The second source comes from the private sector. A giant industry of firms—many of which are staffed with top-notch analysts and former intelligence community professionals—exists to track the activities of governments as they hack one another. These firms, like CrowdStrike and FireEye, often have tremendous visibility into what happens in computer networks all over the world. By reading their reports and products, it is possible to gain insight into cyber operations and geopolitical competition that would otherwise be entirely hidden from view. This is a key difference between previous eras of international competition, like the Cold War, and today. There are more ways to get closer to ground truth than ever before.
Government documents are the third source. These files often contain a wealth of information. Some, like Department of Justice indictments of foreign hackers, provide significant insight into how those hackers operate, the kind of insight that normally would be found only within the U.S. intelligence community. Other government documents are publicly available and shed light on how the United States carries out its cyber operations.

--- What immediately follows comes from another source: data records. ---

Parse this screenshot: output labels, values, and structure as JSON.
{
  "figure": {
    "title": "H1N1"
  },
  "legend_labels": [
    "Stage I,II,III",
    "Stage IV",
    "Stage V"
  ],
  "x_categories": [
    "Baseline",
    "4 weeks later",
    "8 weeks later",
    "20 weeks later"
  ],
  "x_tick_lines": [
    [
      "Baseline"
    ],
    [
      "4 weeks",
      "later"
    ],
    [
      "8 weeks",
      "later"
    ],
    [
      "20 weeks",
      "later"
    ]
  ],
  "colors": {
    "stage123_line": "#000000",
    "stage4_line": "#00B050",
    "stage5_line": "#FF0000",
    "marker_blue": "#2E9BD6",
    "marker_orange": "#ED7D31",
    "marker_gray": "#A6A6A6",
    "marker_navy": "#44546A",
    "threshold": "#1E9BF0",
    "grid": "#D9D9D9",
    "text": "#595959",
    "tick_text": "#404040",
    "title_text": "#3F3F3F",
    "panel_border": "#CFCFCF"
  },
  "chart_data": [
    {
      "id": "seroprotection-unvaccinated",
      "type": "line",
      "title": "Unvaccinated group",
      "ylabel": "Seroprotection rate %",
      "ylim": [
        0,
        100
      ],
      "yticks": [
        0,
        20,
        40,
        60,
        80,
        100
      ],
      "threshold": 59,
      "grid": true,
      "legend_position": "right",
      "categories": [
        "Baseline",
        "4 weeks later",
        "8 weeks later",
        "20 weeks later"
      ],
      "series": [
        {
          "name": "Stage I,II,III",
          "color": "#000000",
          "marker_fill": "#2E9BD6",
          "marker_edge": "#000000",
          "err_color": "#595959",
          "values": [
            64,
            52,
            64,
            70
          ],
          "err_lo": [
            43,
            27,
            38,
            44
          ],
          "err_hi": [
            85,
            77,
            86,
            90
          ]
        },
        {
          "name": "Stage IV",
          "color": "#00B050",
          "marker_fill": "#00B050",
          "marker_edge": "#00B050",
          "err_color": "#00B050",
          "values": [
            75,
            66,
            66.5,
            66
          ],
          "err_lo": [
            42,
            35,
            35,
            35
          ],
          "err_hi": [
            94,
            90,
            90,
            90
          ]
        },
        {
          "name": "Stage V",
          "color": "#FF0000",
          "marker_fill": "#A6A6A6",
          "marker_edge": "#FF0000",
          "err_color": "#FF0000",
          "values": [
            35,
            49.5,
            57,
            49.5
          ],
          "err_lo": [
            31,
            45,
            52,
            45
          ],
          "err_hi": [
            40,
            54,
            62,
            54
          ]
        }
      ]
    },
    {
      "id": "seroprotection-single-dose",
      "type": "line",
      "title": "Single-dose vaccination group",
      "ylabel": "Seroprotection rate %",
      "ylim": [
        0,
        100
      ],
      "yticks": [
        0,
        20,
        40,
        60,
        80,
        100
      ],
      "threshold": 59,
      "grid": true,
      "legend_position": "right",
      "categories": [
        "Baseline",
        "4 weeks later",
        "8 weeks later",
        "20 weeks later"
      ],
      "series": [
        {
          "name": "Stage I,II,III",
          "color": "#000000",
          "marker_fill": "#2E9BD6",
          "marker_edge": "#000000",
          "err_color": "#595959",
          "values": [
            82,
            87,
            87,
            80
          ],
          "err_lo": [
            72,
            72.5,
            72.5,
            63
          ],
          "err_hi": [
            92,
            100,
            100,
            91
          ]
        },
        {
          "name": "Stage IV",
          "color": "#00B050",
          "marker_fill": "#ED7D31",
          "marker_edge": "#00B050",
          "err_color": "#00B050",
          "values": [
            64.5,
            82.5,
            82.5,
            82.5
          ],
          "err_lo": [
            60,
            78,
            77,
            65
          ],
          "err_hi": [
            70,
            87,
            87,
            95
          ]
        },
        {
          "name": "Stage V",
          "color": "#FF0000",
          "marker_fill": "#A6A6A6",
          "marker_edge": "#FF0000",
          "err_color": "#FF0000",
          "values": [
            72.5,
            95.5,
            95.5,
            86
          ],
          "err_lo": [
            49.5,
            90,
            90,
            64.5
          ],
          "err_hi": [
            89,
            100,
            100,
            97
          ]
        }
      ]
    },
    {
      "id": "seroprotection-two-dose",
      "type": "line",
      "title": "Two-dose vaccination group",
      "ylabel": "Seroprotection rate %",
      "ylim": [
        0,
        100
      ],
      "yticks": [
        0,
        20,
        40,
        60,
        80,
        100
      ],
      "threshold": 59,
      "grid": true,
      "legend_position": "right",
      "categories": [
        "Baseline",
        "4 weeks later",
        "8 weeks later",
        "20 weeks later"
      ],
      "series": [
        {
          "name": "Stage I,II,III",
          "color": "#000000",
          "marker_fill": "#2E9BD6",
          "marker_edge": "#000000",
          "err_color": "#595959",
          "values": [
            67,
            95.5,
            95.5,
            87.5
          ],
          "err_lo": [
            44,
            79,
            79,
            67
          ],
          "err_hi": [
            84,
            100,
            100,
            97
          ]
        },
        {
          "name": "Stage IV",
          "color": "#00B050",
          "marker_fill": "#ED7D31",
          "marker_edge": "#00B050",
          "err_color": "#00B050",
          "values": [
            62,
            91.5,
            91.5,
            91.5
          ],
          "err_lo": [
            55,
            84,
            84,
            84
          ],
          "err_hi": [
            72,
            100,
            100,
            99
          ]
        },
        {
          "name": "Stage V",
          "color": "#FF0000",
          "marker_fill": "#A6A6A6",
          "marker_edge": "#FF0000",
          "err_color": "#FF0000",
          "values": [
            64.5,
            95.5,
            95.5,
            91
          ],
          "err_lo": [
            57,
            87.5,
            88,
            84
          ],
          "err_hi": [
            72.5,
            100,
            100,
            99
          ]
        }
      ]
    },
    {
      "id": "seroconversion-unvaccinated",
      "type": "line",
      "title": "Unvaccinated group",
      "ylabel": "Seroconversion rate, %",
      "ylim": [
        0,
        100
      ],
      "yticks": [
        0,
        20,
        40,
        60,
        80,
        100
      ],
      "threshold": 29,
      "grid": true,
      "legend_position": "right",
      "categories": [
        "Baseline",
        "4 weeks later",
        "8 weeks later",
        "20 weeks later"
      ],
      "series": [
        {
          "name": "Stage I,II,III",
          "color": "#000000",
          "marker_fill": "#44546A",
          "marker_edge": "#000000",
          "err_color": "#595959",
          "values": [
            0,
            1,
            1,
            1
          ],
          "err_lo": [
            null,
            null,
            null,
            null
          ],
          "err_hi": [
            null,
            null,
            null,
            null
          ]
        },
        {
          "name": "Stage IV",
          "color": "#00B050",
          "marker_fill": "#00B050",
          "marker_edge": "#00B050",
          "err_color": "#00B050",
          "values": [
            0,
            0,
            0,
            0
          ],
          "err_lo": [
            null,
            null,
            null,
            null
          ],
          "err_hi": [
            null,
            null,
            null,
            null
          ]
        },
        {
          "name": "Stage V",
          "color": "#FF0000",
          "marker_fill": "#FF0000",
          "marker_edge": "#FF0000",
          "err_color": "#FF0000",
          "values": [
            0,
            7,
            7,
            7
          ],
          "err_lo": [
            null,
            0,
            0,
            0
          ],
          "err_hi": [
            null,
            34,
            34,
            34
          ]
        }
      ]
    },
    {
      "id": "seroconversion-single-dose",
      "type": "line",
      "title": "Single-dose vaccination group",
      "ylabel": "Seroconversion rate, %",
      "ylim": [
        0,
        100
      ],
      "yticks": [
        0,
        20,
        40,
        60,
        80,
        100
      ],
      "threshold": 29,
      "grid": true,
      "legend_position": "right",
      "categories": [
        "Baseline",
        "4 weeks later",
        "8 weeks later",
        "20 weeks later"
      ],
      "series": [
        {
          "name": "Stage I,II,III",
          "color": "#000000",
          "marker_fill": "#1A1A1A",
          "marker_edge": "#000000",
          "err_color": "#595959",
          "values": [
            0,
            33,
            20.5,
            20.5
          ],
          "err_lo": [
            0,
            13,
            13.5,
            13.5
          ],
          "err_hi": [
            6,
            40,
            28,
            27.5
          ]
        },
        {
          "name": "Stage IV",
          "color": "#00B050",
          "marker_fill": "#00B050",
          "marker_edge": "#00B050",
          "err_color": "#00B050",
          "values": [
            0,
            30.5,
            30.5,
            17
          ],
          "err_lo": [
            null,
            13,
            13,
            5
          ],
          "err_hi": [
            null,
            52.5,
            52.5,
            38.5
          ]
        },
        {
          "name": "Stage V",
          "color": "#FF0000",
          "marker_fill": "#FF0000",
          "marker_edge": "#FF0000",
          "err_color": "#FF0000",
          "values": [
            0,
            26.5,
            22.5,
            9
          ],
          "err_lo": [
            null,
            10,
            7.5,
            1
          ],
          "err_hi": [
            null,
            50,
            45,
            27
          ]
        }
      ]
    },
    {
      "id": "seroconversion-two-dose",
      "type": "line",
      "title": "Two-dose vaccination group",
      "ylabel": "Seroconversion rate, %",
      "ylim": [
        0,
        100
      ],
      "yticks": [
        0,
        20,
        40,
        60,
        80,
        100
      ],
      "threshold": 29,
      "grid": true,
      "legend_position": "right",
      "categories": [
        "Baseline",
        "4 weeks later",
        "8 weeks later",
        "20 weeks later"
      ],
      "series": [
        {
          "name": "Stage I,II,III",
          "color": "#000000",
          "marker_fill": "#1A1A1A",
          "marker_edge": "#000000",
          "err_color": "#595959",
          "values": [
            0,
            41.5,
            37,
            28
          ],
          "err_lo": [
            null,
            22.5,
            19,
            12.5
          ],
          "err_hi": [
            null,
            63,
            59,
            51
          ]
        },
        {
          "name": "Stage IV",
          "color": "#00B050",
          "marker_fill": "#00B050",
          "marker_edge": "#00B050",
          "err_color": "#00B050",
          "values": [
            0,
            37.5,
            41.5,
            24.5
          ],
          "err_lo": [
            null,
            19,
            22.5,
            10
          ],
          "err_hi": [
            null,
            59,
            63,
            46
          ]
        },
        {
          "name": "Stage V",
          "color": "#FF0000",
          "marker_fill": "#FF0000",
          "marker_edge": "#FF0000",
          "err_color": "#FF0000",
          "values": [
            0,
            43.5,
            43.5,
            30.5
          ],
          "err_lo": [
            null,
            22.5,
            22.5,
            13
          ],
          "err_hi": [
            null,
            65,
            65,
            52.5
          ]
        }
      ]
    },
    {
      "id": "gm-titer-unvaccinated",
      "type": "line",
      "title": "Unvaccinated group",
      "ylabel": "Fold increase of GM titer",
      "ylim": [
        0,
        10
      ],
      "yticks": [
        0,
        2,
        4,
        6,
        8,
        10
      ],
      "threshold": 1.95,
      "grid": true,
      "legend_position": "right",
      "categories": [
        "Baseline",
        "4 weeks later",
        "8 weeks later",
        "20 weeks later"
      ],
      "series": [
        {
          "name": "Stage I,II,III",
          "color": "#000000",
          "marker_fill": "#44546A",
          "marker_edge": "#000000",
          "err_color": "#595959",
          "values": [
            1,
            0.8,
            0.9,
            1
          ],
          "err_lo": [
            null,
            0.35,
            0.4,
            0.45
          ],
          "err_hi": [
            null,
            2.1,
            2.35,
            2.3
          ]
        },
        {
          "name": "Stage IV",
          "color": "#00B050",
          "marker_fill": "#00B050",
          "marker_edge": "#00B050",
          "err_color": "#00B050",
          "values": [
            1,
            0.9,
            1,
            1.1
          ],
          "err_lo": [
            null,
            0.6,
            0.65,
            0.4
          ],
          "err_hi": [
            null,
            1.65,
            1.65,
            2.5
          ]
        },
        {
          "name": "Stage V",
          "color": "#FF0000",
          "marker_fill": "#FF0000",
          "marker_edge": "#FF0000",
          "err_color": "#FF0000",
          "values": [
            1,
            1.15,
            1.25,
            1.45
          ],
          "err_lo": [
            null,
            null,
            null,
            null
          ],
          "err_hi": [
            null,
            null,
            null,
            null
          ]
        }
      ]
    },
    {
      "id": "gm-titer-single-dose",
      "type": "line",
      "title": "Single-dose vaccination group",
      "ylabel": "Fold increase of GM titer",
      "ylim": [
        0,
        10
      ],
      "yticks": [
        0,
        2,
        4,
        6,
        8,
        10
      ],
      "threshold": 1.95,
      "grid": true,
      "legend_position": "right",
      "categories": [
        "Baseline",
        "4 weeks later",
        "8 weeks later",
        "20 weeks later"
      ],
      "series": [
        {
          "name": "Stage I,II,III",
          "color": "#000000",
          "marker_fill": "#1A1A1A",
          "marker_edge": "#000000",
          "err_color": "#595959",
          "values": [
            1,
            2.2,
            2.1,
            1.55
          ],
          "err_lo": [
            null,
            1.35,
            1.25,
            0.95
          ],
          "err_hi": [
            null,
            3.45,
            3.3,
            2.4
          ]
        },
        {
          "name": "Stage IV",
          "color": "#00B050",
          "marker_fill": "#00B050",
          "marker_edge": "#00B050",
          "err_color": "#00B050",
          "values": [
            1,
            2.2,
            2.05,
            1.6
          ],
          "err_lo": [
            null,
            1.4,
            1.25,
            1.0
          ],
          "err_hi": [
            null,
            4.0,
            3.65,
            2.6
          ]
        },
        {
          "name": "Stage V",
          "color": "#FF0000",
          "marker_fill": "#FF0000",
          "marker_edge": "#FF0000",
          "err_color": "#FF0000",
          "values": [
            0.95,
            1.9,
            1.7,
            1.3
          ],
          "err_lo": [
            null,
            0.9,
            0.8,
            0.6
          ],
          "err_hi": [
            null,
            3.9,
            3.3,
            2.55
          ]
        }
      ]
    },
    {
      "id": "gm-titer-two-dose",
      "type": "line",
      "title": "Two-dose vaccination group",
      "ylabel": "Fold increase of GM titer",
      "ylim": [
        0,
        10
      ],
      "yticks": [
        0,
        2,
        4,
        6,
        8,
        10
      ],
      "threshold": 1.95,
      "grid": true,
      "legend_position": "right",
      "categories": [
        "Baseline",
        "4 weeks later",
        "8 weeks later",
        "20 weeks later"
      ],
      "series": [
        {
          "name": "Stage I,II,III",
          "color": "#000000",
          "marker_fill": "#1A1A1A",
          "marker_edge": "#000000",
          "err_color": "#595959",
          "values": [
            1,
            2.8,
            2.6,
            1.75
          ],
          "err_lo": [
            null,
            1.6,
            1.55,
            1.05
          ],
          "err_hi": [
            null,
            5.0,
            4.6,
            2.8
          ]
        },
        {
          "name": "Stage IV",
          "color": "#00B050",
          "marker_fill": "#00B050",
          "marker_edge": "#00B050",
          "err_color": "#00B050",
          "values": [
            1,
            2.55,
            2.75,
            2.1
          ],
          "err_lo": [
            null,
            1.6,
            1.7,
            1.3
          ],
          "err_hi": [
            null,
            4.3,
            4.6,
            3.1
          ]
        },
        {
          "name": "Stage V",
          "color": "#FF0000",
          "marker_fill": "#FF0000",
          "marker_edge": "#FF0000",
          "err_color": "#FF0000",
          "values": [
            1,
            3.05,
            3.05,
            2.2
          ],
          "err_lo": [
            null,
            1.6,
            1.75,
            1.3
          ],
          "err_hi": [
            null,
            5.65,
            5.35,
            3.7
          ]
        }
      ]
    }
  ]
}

It’s worth saying explicitly that I am not advocating for leaks of classified information. Everything I cite in the book can be found online. I wrote nothing that American adversaries like Russia and China do not already know. I argue only that the American national security debate should be as informed as we can make it.
The study of cyber operations is often dry, but it does not need to be. These three sources together offer rich material. When properly tapped, they yield narratives that can bring new forms of geopolitical competition to light and reveal the fascinating spy versus spy stories of the digital age. These are good stories, with important implications for national security policy. Scholars should tell more of them.